Carew is a Welsh language and Cornish Language habitation type surname; it has also been used as a synonym for the Irish patronymic Ó Corráin. Carey can be a variant.
The Cambro-Norman Carew family sprang from the same stock as the FitzGeralds: viz. from the union of Gerald de Windsor alias Gerald FitzWalter (1070–1136), the Norman Constable of Pembroke, Pembrokeshire and Nest ferch Rhys, Princess of Deheubarth, the 'Helen of Wales'. These Carews descend from Gerald and Nest's oldest son William FitzGerald de Carew. The family home was at Carew, Pembrokeshire, Welsh language 'Caeriw', from a fortified site and later castle, originally a holding of Nest's royal father, Rhys Ap Tewdwr. The usual derivation offered is that the root word is 'caer', Middle Welsh for 'fort'; the second element being possibly 'rhiw' – 'slope', or 'yw' – 'yew' (tree). The Pembrokeshire Coast National Park website has 'Caerau – fort (Locally pron Carey)'.
First, as will be shown below, not all modern Carews are of Carew, Pembrokeshire stock; some bear the name from cognate Cornish origins; and others as an Anglicised form, together with Carey, of the Irish patronymic Ó Corráin/Ó Carráin.
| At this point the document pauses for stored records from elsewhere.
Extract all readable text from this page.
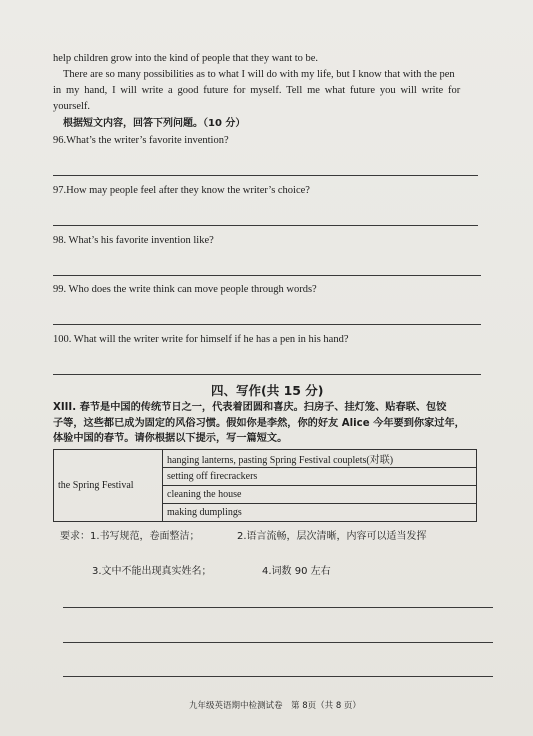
help children grow into the kind of people that they want to be.
There are so many possibilities as to what I will do with my life, but I know that with the pen
in my hand, I will write a good future for myself. Tell me what future you will write for
yourself.
根据短文内容，回答下列问题。（10 分）
96.What’s the writer’s favorite invention?
97.How may people feel after they know the writer’s choice?
98. What’s his favorite invention like?
99. Who does the write think can move people through words?
100. What will the writer write for himself if he has a pen in his hand?
四、写作(共 15 分)
XIII. 春节是中国的传统节日之一，代表着团圆和喜庆。扫房子、挂灯笼、贴春联、包饺
子等，这些都已成为固定的风俗习惯。假如你是李然，你的好友 Alice 今年要到你家过年，
体验中国的春节。请你根据以下提示，写一篇短文。
the Spring Festival	hanging lanterns, pasting Spring Festival couplets(对联)
setting off firecrackers
cleaning the house
making dumplings
要求：1.书写规范，卷面整洁；	2.语言流畅，层次清晰，内容可以适当发挥
3.文中不能出现真实姓名；	4.词数 90 左右
九年级英语期中检测试卷　第 8页（共 8 页）
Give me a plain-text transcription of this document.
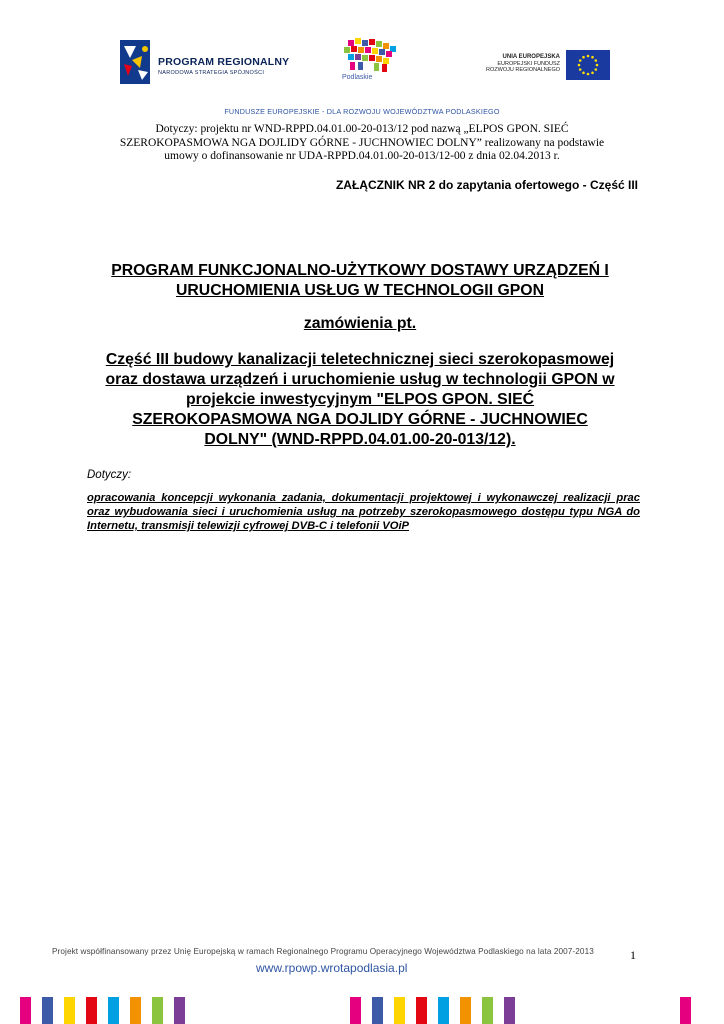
PROGRAM REGIONALNY
NARODOWA STRATEGIA SPÓJNOŚCI
Podlaskie
UNIA EUROPEJSKA
EUROPEJSKI FUNDUSZ
ROZWOJU REGIONALNEGO
FUNDUSZE EUROPEJSKIE - DLA ROZWOJU WOJEWÓDZTWA PODLASKIEGO
Dotyczy: projektu nr WND-RPPD.04.01.00-20-013/12 pod nazwą „ELPOS GPON. SIEĆ
SZEROKOPASMOWA NGA DOJLIDY GÓRNE - JUCHNOWIEC DOLNY” realizowany na podstawie
umowy o dofinansowanie nr UDA-RPPD.04.01.00-20-013/12-00 z dnia 02.04.2013 r.
ZAŁĄCZNIK NR 2 do zapytania ofertowego - Część III
PROGRAM FUNKCJONALNO-UŻYTKOWY DOSTAWY URZĄDZEŃ I
URUCHOMIENIA USŁUG W TECHNOLOGII GPON
zamówienia pt.
Część III budowy kanalizacji teletechnicznej sieci szerokopasmowej
oraz dostawa urządzeń i uruchomienie usług w technologii GPON w
projekcie inwestycyjnym "ELPOS GPON. SIEĆ
SZEROKOPASMOWA NGA DOJLIDY GÓRNE - JUCHNOWIEC
DOLNY" (WND-RPPD.04.01.00-20-013/12).
Dotyczy:
opracowania koncepcji wykonania zadania, dokumentacji projektowej i wykonawczej realizacji prac oraz wybudowania sieci i uruchomienia usług na potrzeby szerokopasmowego dostępu typu NGA do Internetu, transmisji telewizji cyfrowej DVB-C i telefonii VOiP
Projekt współfinansowany przez Unię Europejską w ramach Regionalnego Programu Operacyjnego Województwa Podlaskiego na lata 2007-2013
www.rpowp.wrotapodlasia.pl
1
Secondly, some true Carews in Wales may have received their name in the variant form of 'Carey' or 'Cary', which is a traditional local pronunciation of the place Carew (see above), another version being 'Care-ew'. John Marius Wilson's 'Imperial Gazetteer of England and Wales' (1870–72) has 'Carew, or Carey, a village and a parish in the district and county of Pembroke'. Bannister (1871) writes that Carew is 'pronounced Car'-ew in Ireland; Car-ew' in Devon; Carey in Cornwall and Wales' (my italics). However, Carey in Britain generally is either from any one of at least six immigrant Gaelic-Irish patronymics Anglicised thus, or is from a Pre-Celtic or Celtic language river/habitation name in Somerset and Devon.
Gerald FitzWalter's second son Maurice FitzGerald, Lord of Lanstephan and grandson Raymond de Carreu, 'le Gros', took part, alongside Richard de Clare, 2nd Earl of Pembroke, or 'Strongbow', in the invasion of Ireland in 1171. The 'invasion' was almost a family affair, with many of the Cambro-Norman protagonists related through the matriarchal and 'polygamous' Nest: among the cousins of the Geraldines were Robert FitzStephen, Robert de Barry et al.